Macau has seen a strong recovery in its tourism sector, with visitor numbers approaching pre-pandemic levels two years after reopening its borders. However, financial analysts warn that the gambling hub’s revenue per visitor may struggle to reach previous heights, according to IAG.
A recent report by research group CreditSights, as , identifies several factors hampering the complete recovery of Macau’s gaming industry. Analysts Nicholas Chen and David Bussey highlighted the collapse of the junket sector in late 2022 as a significant blow, eliminating a substantial source of high-spending VIP players.
Perhaps more crucially, visits from China’s wealthiest provinces—including Guangdong, Jiangsu, Zhejiang, Beijing, Shanghai, and Tianjin—has already returned to pre-pandemic levels in 2024 and early 2025. This suggests that future growth in mainland Chinese visitors will likely come from lower-income regions, potentially contributing less to gross gaming revenue (GGR).
January 2025 figures reveal that average gross gaming revenue (GGR) per visitor stood at MOP$5,006 (€475), representing a steep 26 percent decline from January 2024. Analysts suggest this drop may have been influenced by an influx of non-gambling visitors during Chinese New Year celebrations.
Macau’s Gaming Inspection and Coordination Bureau previously reported January 2025 GGR totalling MOP$18.3 billion (€1.5 billion), reflecting a 6 percent decline compared to the same period last year. Industry experts will be watching closely as February’s results are released, looking for signs of sustained improvement in Macau’s gaming sector.
The eight-day Lunar New Year Golden Week saw Macau welcome nearly 1.31 million visitors, marking a 3.5 percent decline compared to last year but recovered to 95 percent of pre-Covid levels, according to the Macau Government Tourism Office (MGTO).
Mainland Chinese visitors, Macau’s largest tourism market, totalled approximately one million during the holiday period from 28 January 2025 to 4 February 2025, down 3.2 percent from the previous year. Hong Kong arrivals experienced a sharper decline of 8.9 percent, with 231,058 visitors.
New political developments may further complicate Macau’s recovery. US President Donald Trump recently signed a memorandum directing the Committee on Foreign Investment in the United States to impose investment restrictions on “foreign adversaries”, explicitly including China, Hong Kong and Macau alongside countries such as Cuba, Iran, North Korea, Russia and Venezuela.
In the memorandum, titled “America First Investment Policy”, Trump emphasised that economic security is directly linked to national security, suggesting that Chinese investments in US strategic sectors could threaten American interests.
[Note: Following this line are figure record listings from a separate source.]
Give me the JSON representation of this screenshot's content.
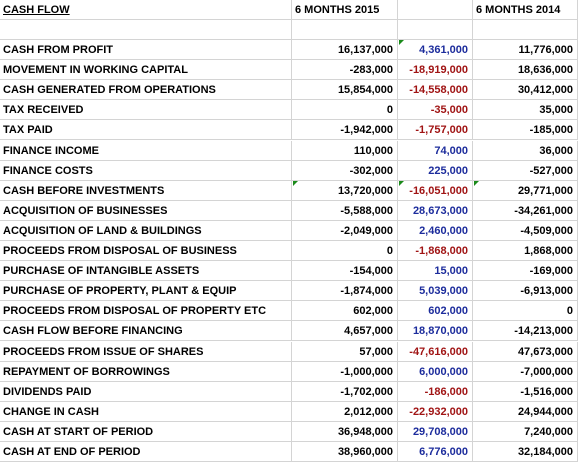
{
  "header": {
    "title": "CASH FLOW",
    "col_2015": "6 MONTHS 2015",
    "col_b": "",
    "col_2014": "6 MONTHS 2014"
  },
  "colors": {
    "positive_diff": "#1c2c9c",
    "negative_diff": "#a01414",
    "comment_marker": "#1a8a1a"
  },
  "rows": [
    {
      "label": "CASH FROM PROFIT",
      "m2015": "16,137,000",
      "diff": "4,361,000",
      "diff_sign": "pos",
      "m2014": "11,776,000",
      "bold": false
    },
    {
      "label": "MOVEMENT IN WORKING CAPITAL",
      "m2015": "-283,000",
      "diff": "-18,919,000",
      "diff_sign": "neg",
      "m2014": "18,636,000",
      "bold": false
    },
    {
      "label": "CASH GENERATED FROM OPERATIONS",
      "m2015": "15,854,000",
      "diff": "-14,558,000",
      "diff_sign": "neg",
      "m2014": "30,412,000",
      "bold": true
    },
    {
      "label": "TAX RECEIVED",
      "m2015": "0",
      "diff": "-35,000",
      "diff_sign": "neg",
      "m2014": "35,000",
      "bold": false
    },
    {
      "label": "TAX PAID",
      "m2015": "-1,942,000",
      "diff": "-1,757,000",
      "diff_sign": "neg",
      "m2014": "-185,000",
      "bold": false
    },
    {
      "label": "FINANCE INCOME",
      "m2015": "110,000",
      "diff": "74,000",
      "diff_sign": "pos",
      "m2014": "36,000",
      "bold": false
    },
    {
      "label": "FINANCE COSTS",
      "m2015": "-302,000",
      "diff": "225,000",
      "diff_sign": "pos",
      "m2014": "-527,000",
      "bold": false
    },
    {
      "label": "CASH BEFORE INVESTMENTS",
      "m2015": "13,720,000",
      "diff": "-16,051,000",
      "diff_sign": "neg",
      "m2014": "29,771,000",
      "bold": true
    },
    {
      "label": "ACQUISITION OF BUSINESSES",
      "m2015": "-5,588,000",
      "diff": "28,673,000",
      "diff_sign": "pos",
      "m2014": "-34,261,000",
      "bold": false
    },
    {
      "label": "ACQUISITION OF LAND & BUILDINGS",
      "m2015": "-2,049,000",
      "diff": "2,460,000",
      "diff_sign": "pos",
      "m2014": "-4,509,000",
      "bold": false
    },
    {
      "label": "PROCEEDS FROM DISPOSAL OF BUSINESS",
      "m2015": "0",
      "diff": "-1,868,000",
      "diff_sign": "neg",
      "m2014": "1,868,000",
      "bold": false
    },
    {
      "label": "PURCHASE OF INTANGIBLE ASSETS",
      "m2015": "-154,000",
      "diff": "15,000",
      "diff_sign": "pos",
      "m2014": "-169,000",
      "bold": false
    },
    {
      "label": "PURCHASE OF PROPERTY, PLANT & EQUIP",
      "m2015": "-1,874,000",
      "diff": "5,039,000",
      "diff_sign": "pos",
      "m2014": "-6,913,000",
      "bold": false
    },
    {
      "label": "PROCEEDS FROM DISPOSAL OF PROPERTY ETC",
      "m2015": "602,000",
      "diff": "602,000",
      "diff_sign": "pos",
      "m2014": "0",
      "bold": false
    },
    {
      "label": "CASH FLOW BEFORE FINANCING",
      "m2015": "4,657,000",
      "diff": "18,870,000",
      "diff_sign": "pos",
      "m2014": "-14,213,000",
      "bold": true
    },
    {
      "label": "PROCEEDS FROM ISSUE OF SHARES",
      "m2015": "57,000",
      "diff": "-47,616,000",
      "diff_sign": "neg",
      "m2014": "47,673,000",
      "bold": false
    },
    {
      "label": "REPAYMENT OF BORROWINGS",
      "m2015": "-1,000,000",
      "diff": "6,000,000",
      "diff_sign": "pos",
      "m2014": "-7,000,000",
      "bold": false
    },
    {
      "label": "DIVIDENDS PAID",
      "m2015": "-1,702,000",
      "diff": "-186,000",
      "diff_sign": "neg",
      "m2014": "-1,516,000",
      "bold": false
    },
    {
      "label": "CHANGE IN CASH",
      "m2015": "2,012,000",
      "diff": "-22,932,000",
      "diff_sign": "neg",
      "m2014": "24,944,000",
      "bold": true
    },
    {
      "label": "CASH AT START OF PERIOD",
      "m2015": "36,948,000",
      "diff": "29,708,000",
      "diff_sign": "pos",
      "m2014": "7,240,000",
      "bold": false
    },
    {
      "label": "CASH AT END OF PERIOD",
      "m2015": "38,960,000",
      "diff": "6,776,000",
      "diff_sign": "pos",
      "m2014": "32,184,000",
      "bold": false
    }
  ]
}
These restrictions could potentially impact Macau’s tourism and economic outlook.
Despite these challenges, CreditSights expects a sequential improvement in February’s GGR figures. Several 바카라 concessionaires have reported strong footfall and gaming activity during the latter half of the Chinese New Year period, potentially boosting overall revenue. A year-on-year improvement remains a possibility, as analysts suggest a cautiously optimistic outlook for the sector.